In a typical LTC3810 circuit (see Figure 1), the feedback loop consists of a modulator, an output filter, and a feedback amplifier with a compensation network. All of these components affect the behavior of the loop and must be considered in the loop compensation analysis. By moving the inductor inside the loop, current mode control eliminates the effect of the inductor, thus simplifying the loop analysis to a first-order system.
The LTC3810 is a current mode control device, so the task of designing the feedback loop is much easier and a Type 2 error amplifier design can be used.
Current Sensing
The LTC3810 (with programmable current sense threshold) can implement short-circuit and overload protection with or without a current sense resistor. Using a sense resistor in series with the bottom-most MOSFET provides accurate current limit, but increases cost and reduces efficiency.

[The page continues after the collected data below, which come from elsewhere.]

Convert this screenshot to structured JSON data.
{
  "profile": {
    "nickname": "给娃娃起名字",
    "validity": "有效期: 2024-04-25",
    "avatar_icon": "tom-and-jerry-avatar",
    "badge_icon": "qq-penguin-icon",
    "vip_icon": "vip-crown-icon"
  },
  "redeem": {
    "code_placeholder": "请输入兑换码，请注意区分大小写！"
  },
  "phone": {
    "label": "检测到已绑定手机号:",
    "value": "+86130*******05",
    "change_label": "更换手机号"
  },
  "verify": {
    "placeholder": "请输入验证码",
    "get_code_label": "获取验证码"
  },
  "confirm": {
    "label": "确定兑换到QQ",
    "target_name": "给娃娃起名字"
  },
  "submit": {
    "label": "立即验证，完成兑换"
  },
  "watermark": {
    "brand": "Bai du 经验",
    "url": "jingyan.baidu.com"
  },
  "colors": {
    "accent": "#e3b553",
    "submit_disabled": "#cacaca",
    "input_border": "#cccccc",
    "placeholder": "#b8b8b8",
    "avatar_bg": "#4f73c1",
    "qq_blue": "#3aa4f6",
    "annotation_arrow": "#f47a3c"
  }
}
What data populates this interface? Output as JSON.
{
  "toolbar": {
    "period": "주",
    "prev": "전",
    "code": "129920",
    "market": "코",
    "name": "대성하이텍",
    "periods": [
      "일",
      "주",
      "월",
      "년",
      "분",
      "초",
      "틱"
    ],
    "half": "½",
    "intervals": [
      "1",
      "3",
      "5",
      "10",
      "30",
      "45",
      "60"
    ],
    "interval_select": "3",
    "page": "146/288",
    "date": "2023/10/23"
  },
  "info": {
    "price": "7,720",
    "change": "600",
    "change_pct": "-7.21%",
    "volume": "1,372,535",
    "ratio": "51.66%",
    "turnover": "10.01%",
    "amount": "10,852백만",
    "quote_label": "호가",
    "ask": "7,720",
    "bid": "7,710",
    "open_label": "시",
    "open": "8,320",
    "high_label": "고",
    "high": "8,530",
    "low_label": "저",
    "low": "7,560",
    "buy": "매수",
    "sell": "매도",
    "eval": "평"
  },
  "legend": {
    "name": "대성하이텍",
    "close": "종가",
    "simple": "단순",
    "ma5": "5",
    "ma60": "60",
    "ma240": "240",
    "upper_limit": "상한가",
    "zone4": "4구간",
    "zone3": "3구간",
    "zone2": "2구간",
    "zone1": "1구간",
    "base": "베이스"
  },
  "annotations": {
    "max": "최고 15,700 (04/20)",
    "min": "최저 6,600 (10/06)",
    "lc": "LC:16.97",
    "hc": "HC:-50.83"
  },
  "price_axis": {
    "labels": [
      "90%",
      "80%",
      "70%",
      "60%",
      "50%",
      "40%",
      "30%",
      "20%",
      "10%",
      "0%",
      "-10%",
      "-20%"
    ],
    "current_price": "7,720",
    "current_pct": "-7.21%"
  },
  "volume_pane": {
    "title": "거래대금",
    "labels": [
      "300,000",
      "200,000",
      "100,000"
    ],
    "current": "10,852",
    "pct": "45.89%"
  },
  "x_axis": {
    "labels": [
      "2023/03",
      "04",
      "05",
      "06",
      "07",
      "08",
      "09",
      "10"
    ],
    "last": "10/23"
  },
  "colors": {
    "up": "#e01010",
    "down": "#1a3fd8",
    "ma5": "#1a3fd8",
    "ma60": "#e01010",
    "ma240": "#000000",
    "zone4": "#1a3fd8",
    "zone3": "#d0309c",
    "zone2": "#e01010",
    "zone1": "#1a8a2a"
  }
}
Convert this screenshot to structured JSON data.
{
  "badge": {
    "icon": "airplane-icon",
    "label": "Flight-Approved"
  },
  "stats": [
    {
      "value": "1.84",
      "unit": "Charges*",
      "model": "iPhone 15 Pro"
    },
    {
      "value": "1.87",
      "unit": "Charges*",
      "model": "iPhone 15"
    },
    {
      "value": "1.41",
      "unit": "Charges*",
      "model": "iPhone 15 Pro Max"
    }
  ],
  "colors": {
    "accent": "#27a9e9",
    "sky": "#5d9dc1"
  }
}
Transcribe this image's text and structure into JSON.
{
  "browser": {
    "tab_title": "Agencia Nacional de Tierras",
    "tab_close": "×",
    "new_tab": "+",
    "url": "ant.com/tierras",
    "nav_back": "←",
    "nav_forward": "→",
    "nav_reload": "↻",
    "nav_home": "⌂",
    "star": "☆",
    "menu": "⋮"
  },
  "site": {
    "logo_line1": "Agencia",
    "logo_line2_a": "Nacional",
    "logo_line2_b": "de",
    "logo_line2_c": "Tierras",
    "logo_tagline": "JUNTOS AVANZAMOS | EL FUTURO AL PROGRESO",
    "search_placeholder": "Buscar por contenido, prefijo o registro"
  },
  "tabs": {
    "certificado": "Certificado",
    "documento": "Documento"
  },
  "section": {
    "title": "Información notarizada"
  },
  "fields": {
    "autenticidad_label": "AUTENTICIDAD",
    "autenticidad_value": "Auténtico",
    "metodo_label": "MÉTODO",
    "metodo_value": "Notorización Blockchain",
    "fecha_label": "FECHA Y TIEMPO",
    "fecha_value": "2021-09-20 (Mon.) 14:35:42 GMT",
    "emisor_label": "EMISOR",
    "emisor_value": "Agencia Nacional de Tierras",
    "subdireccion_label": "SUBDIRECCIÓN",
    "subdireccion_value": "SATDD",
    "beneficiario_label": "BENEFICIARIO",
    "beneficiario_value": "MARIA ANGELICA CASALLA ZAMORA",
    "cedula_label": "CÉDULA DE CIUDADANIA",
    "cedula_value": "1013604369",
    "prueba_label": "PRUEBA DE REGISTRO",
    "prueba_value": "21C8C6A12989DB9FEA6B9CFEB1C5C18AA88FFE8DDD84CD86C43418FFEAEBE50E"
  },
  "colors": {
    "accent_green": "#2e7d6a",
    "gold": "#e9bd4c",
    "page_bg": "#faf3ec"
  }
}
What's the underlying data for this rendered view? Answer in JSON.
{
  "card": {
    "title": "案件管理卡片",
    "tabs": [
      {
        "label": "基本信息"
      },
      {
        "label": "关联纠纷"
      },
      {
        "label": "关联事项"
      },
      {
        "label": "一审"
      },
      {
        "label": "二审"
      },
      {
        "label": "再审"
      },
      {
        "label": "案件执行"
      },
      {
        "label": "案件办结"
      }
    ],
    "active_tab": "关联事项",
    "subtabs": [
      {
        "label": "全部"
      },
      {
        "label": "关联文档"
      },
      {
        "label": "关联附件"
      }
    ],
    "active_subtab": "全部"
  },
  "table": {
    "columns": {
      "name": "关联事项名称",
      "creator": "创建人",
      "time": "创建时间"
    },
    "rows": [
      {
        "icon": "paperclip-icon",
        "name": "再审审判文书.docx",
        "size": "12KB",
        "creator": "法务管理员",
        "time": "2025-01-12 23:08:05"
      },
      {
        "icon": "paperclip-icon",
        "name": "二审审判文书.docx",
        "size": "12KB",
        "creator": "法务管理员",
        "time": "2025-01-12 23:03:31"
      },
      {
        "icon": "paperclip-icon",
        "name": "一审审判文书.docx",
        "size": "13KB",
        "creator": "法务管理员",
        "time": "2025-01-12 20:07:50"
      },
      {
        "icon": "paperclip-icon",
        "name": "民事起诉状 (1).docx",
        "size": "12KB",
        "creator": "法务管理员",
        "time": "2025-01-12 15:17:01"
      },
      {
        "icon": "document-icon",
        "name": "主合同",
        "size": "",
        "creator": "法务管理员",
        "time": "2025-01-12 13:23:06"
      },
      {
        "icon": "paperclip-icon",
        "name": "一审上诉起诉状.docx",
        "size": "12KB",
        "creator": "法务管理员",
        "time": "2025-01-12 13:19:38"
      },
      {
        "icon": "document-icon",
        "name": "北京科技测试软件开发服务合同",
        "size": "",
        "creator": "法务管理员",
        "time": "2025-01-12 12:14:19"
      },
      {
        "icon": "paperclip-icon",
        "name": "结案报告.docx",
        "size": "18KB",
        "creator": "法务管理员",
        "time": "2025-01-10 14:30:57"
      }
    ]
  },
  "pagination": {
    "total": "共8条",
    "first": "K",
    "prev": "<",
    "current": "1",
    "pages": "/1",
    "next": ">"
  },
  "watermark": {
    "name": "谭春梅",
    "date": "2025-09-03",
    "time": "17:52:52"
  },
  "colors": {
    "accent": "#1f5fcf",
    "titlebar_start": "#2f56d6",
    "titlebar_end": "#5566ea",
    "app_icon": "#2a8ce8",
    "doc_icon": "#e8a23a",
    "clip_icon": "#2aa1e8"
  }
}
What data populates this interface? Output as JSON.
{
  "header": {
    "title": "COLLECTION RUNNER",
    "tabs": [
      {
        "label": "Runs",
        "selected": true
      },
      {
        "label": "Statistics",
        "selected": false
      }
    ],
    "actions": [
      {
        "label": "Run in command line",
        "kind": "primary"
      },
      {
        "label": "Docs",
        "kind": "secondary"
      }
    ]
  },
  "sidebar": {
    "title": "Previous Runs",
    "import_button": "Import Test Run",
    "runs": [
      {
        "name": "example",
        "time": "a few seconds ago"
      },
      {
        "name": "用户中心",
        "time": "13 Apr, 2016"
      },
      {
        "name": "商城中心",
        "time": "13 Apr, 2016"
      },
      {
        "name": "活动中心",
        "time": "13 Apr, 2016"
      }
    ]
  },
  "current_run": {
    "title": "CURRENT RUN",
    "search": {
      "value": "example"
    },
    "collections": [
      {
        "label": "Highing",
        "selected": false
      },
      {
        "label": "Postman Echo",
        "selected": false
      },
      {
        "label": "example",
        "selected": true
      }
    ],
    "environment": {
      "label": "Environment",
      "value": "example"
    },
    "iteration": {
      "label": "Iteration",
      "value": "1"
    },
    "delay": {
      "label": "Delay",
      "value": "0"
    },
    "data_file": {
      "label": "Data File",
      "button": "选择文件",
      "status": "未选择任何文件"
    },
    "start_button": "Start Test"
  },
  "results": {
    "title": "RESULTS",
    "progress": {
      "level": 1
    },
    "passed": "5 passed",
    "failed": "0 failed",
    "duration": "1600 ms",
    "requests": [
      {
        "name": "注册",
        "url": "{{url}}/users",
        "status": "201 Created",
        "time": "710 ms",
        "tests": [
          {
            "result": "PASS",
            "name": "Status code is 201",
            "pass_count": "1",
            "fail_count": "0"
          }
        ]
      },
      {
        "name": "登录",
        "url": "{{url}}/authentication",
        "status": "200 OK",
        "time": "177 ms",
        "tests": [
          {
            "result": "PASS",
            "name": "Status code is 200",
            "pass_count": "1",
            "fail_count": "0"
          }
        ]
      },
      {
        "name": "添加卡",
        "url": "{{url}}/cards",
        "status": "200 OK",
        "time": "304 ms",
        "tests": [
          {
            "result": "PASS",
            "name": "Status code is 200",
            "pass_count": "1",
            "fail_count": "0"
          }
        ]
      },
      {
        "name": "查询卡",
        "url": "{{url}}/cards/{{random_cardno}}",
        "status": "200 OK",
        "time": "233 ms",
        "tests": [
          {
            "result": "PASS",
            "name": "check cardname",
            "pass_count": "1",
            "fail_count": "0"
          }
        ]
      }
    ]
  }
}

The bottom-most MOSFET can also be used as a current sense element, eliminating the sense resistor.
track
Typical tracking maintains the feedback voltage to the lower end of the internal reference voltage value or TRACK pin voltage. The LTC3810 goes a step further and combines tracking and soft-start functions on a single pin (TK/SS pin), and determines the switching operation mode according to the state of this TK/SS pin. Figure 2 shows coincident and ratiometric tracking, both of which can be configured with the LTC3810.
Figure 2: Two different output voltage tracking modes using the LTC3810
Powerful gate driver
The LTC3810 contains a very low impedance gate driver that can deliver amp-level currents to quickly switch large MOSFET gates. This minimizes switching losses and allows paralleling of MOSFETs for applications with higher output currents. A floating high-side driver (up to 100V) drives the top MOSFET, while a low-side driver drives the bottom MOSFET (see Figure 3).